What is an error budget and how do SRE teams use it?

An error budget is the allowable amount of unreliability in a service, derived from the SLO. If your SLO is 99.9% uptime, your error budget is 0.1% — about 43 minutes of downtime per month.

How teams use it:

  • When error budget is healthy → deploy freely, take risks, ship features.
  • When error budget is low → slow down deployments, prioritize reliability work.
  • When budget is exhausted → freeze all non-critical deployments until reliability improves.

Error budgets create a shared language between product (wants to ship) and SRE (wants reliability). It’s objective, not political.

Easy Associate Level Kubernetes
Q:

What are resource requests and limits in Kubernetes, and why are they important?

Requests tell the Kubernetes scheduler how much CPU/memory to reserve for a pod when scheduling it onto a node.

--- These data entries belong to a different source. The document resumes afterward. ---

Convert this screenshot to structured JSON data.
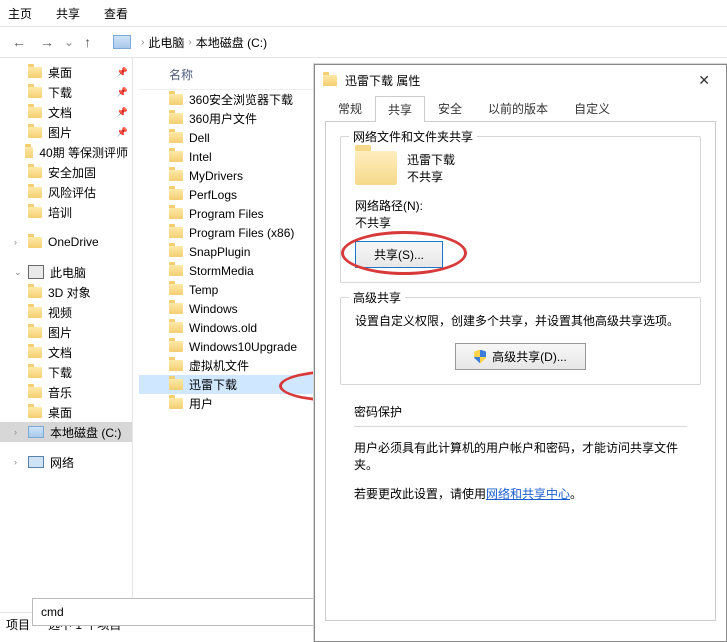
{
  "top_tabs": {
    "home": "主页",
    "share": "共享",
    "view": "查看"
  },
  "nav": {
    "back": "←",
    "fwd": "→",
    "up": "↑"
  },
  "breadcrumb": {
    "pc": "此电脑",
    "drive": "本地磁盘 (C:)"
  },
  "sidebar": {
    "quick": [
      {
        "label": "桌面"
      },
      {
        "label": "下载"
      },
      {
        "label": "文档"
      },
      {
        "label": "图片"
      },
      {
        "label": "40期 等保测评师"
      },
      {
        "label": "安全加固"
      },
      {
        "label": "风险评估"
      },
      {
        "label": "培训"
      }
    ],
    "onedrive": "OneDrive",
    "thispc": "此电脑",
    "thispc_items": [
      {
        "label": "3D 对象"
      },
      {
        "label": "视频"
      },
      {
        "label": "图片"
      },
      {
        "label": "文档"
      },
      {
        "label": "下载"
      },
      {
        "label": "音乐"
      },
      {
        "label": "桌面"
      },
      {
        "label": "本地磁盘 (C:)",
        "drive": true,
        "selected": true
      }
    ],
    "network": "网络"
  },
  "content": {
    "header": "名称",
    "files": [
      "360安全浏览器下载",
      "360用户文件",
      "Dell",
      "Intel",
      "MyDrivers",
      "PerfLogs",
      "Program Files",
      "Program Files (x86)",
      "SnapPlugin",
      "StormMedia",
      "Temp",
      "Windows",
      "Windows.old",
      "Windows10Upgrade",
      "虚拟机文件",
      "迅雷下载",
      "用户"
    ],
    "selected_index": 15
  },
  "status": {
    "items": "项目",
    "sel": "选中 1 个项目"
  },
  "search_value": "cmd",
  "dialog": {
    "title": "迅雷下载 属性",
    "tabs": {
      "general": "常规",
      "share": "共享",
      "security": "安全",
      "prev": "以前的版本",
      "custom": "自定义"
    },
    "share_group": {
      "title": "网络文件和文件夹共享",
      "name": "迅雷下载",
      "status": "不共享",
      "path_label": "网络路径(N):",
      "path_value": "不共享",
      "share_btn": "共享(S)..."
    },
    "adv_group": {
      "title": "高级共享",
      "desc": "设置自定义权限，创建多个共享，并设置其他高级共享选项。",
      "btn": "高级共享(D)..."
    },
    "pwd_group": {
      "title": "密码保护",
      "line1": "用户必须具有此计算机的用户帐户和密码，才能访问共享文件夹。",
      "line2_a": "若要更改此设置，请使用",
      "line2_link": "网络和共享中心",
      "line2_b": "。"
    }
  }
}
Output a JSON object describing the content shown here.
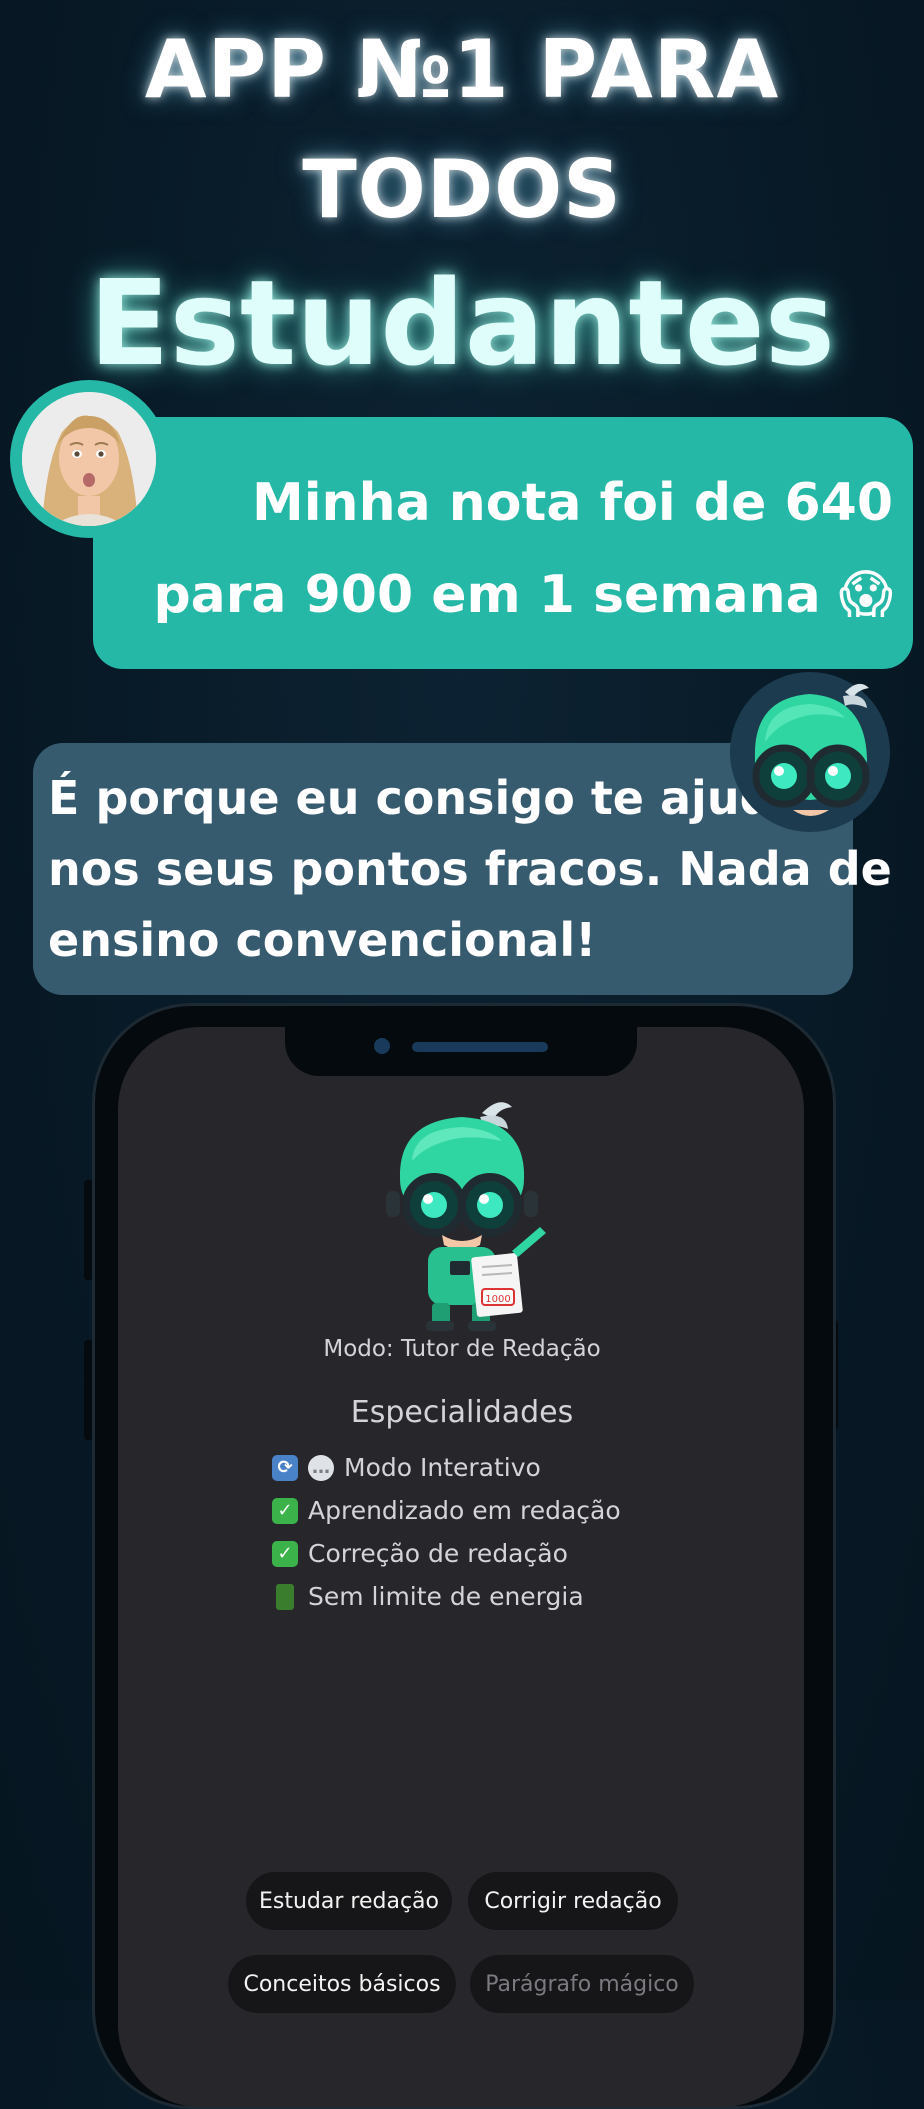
{
  "headline": {
    "line1": "APP №1 PARA",
    "line2": "TODOS",
    "line3": "Estudantes"
  },
  "user_message": {
    "line1": "Minha nota foi de 640",
    "line2": "para 900 em 1 semana 😱"
  },
  "bot_message": {
    "line1": "É porque eu consigo te ajudar",
    "line2": "nos seus pontos fracos. Nada de",
    "line3": "ensino convencional!"
  },
  "phone": {
    "mode_label": "Modo: Tutor de Redação",
    "paper_score": "1000",
    "specialties_title": "Especialidades",
    "specialties": [
      {
        "icon": "sync-chat-icon",
        "label": "Modo Interativo"
      },
      {
        "icon": "check-icon",
        "label": "Aprendizado em redação"
      },
      {
        "icon": "check-icon",
        "label": "Correção de redação"
      },
      {
        "icon": "battery-icon",
        "label": "Sem limite de energia"
      }
    ],
    "chips": [
      {
        "label": "Estudar redação",
        "enabled": true
      },
      {
        "label": "Corrigir redação",
        "enabled": true
      },
      {
        "label": "Conceitos básicos",
        "enabled": true
      },
      {
        "label": "Parágrafo mágico",
        "enabled": false
      }
    ]
  },
  "colors": {
    "background": "#081a27",
    "user_bubble": "#26b8a7",
    "bot_bubble": "#365a6e",
    "screen": "#26262b",
    "chip": "#161618"
  }
}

Limits are the hard caps — the container is throttled (CPU) or killed (memory) if it exceeds them.

resources:
  requests:
    memory: "128Mi"
    cpu: "250m"
  limits:
    memory: "256Mi"
    cpu: "500m"

Always set both. Without requests, the scheduler cannot make good placement decisions. Without limits, a runaway container can starve other workloads on the same node (the “noisy neighbor” problem).